Conchita supo que se había enamorado de la escuela rural cuando empezaron a pasar los años y ella, lejos de querer irse de Vilaboa, apostó por ser la directora del centro, un cargo en el que lleva quince años y le sigue entusiasmando. ¿Por qué estas escuelas, unidas en un colegio rural agrupado pero cada una en una parroquia, tienen niños mientras otras tantas idénticas de toda Galicia se mueren? «Creo que logramos convertirnos en un referente pedagógico. Tenemos un trato familiar, apostamos por estar a la última en recursos educativos, a los profesores nos gusta lo que hacemos. Nos preocupamos por la diversidad y por la integración de todos los niños, destacamos en eso... Y encima tenemos un entorno envidiable en el rural que no queda lejos de Pontevedra ni de Vigo. ¿Qué más se puede pedir? », señala riéndose. Efectivamente, con esas premisas logran que los números de las matriculas les acompañen pese a que como las demás escuelas unitarias gallegas no cuentan con servicio de autobús o comedor.
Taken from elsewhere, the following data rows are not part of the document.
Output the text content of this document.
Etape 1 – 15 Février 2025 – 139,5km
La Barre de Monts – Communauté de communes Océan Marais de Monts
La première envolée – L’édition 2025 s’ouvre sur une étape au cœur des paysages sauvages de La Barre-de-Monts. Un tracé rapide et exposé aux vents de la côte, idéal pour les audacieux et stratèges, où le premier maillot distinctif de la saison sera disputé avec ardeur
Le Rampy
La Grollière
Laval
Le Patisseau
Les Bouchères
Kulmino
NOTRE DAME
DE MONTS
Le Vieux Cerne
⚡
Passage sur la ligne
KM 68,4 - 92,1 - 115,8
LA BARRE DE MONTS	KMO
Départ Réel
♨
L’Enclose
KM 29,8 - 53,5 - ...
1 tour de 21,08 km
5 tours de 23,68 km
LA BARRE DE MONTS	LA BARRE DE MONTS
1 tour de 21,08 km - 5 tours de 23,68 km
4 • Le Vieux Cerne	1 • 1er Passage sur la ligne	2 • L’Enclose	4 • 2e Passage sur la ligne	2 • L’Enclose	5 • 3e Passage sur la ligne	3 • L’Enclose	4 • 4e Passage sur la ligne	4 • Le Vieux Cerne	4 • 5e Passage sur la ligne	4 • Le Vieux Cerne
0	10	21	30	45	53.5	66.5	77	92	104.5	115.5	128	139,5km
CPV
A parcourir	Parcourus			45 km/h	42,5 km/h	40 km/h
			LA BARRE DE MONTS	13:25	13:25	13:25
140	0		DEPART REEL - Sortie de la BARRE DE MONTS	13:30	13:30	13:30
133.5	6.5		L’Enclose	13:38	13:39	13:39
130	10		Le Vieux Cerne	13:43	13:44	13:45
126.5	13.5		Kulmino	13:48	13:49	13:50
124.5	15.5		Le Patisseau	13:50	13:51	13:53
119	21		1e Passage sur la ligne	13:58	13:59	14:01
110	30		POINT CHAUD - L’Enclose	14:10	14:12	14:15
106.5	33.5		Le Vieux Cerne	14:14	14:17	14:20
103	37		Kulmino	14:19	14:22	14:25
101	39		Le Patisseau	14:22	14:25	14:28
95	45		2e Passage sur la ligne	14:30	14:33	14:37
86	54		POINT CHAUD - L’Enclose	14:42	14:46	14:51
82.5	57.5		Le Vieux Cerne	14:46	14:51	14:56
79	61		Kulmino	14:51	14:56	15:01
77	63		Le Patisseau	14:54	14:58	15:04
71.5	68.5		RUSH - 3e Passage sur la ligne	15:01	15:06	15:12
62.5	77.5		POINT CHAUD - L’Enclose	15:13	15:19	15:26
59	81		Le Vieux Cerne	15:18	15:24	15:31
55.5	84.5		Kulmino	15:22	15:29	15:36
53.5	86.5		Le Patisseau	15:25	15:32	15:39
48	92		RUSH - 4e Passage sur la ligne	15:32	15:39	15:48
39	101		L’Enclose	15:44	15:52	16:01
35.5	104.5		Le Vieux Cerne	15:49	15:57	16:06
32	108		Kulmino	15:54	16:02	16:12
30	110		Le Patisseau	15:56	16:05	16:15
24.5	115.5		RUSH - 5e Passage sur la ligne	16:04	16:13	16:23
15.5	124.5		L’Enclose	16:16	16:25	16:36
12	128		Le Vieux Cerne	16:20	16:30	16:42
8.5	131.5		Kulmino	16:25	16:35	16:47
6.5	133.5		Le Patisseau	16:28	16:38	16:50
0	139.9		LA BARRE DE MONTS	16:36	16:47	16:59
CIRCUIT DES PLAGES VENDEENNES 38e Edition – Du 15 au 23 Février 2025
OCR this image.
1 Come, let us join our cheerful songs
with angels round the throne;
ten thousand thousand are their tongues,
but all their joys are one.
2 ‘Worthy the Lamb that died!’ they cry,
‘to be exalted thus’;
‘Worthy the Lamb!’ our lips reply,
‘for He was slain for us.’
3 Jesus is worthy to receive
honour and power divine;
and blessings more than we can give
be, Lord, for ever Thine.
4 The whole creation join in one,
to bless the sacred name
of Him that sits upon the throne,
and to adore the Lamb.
Conchita le da una patada a muchos prejuicios sin necesidad de meterse en polémicas, tirando solo de lo que ve en las escuelas que dirige: «Hace años, cuando empecé, a veces costaba que los padres y madres inmigrantes viniesen al colegio y socializasen con las demás familias. Ahora no ocurre porque la mayoría de los progenitores ya crecieron aquí y están más occidentalizados», indica. Termina de hablar tan emocionada como empezó. Deseando que sean muchos más los que pueda dedicarse a un oficio que le parece «tan, tan bonito». Y pensando que ojalá, desde algún sitio, esté su padre, José María, viendo que su Conchita es maestra e independiente como él quería. Que también es madre, que tiene «una suegra que es un lujo» a la que sí o sí quiere citar en la entrevista, y que va por la vida sonriendo que es gerundio.